With everyone from start-ups to serious giants elbowing each other for an advantage in the mobile payments space, the pace of the change is eye watering. The British Banking Association (BBA) has announced that bricks and mortar branches are crumbling faster than they thought, and mobile transactions are soaring.
Users were busy doing 18.6 million transactions a week last year, looking at 457.7 million SMS banking alerts during the year, having downloaded 12.4 million banking apps.
Presumably there are regulatory restrictions on the incumbent banks, who need to address the needs of all banking customers – and therefore keep branches open – which gives the advantage to the challenger banks, as Jonathan Jensen pointed out last week. This is similar to the incumbent telcos, who need to accept payments by any and all means, which keeps their costs artificially high.
And make no mistake the telcos are in there too. Direct Operator Billing is going mainstream in markets where it is applicable, NFC initiatives – much, er, loved, by BillingViews – are not dead yet. And major operators in the States are deserting premium SMS from next year.
And, at the same time, initiatives that the industry thought might be applicable to very specific markets are being rolled out in different markets. M-Pesa, the highly successful mobile money initiative in Kenya and one or two other African countries is appearing in Romania.
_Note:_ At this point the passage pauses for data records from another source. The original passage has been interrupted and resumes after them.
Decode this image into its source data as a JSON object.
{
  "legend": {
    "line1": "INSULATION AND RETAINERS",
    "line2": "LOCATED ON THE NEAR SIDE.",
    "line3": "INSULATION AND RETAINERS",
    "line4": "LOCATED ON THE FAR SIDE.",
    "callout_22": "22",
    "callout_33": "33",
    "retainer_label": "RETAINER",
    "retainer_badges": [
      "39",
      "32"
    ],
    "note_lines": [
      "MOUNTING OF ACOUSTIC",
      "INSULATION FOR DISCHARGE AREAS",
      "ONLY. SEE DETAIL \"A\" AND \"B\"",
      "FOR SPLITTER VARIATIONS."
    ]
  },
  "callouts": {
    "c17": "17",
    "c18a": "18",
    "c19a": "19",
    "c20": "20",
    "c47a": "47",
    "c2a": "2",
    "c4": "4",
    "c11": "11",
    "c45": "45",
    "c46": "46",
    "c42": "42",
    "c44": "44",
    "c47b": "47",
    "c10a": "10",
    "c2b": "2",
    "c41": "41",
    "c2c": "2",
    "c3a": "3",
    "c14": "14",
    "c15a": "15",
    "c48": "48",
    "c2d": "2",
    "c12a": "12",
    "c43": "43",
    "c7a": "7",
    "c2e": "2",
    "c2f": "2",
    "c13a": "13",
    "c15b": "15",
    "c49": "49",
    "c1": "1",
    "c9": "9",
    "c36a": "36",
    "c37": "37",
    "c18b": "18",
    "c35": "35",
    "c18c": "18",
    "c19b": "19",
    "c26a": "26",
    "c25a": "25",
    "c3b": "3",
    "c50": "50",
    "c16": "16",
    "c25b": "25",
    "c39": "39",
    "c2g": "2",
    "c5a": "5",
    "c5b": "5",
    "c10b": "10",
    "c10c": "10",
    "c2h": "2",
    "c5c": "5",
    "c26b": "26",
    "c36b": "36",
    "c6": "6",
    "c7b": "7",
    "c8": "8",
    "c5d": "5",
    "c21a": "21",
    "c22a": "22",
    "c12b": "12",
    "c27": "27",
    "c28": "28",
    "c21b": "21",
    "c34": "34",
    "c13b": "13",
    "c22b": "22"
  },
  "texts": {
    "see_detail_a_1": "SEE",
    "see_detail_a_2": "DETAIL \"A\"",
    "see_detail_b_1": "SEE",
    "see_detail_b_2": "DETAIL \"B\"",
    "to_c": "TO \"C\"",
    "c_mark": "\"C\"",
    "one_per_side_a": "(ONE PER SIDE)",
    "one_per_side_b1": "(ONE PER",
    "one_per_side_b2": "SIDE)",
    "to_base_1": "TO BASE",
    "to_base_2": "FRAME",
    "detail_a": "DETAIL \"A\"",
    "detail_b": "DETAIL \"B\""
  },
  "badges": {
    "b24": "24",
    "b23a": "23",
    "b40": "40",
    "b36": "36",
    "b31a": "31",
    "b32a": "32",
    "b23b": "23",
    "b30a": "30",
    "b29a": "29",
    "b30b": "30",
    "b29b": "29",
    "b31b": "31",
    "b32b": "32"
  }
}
It seems that the profiles of some European countries is similar to that of African countries – low bank account penetration, lack of infrastructure and high penetration of mobile phones. Presumably this profile fits countries in other regions, so we may well see developments in these regions before long.
With the explosion of innovation, trialling services in different markets and the rise and rise of mobile money, it will be interesting to see who the winners and losers will be. One thing that is certain, though, is that we will be seeing a wave of mergers and acquisitions in the payments and digital money arena – and soon.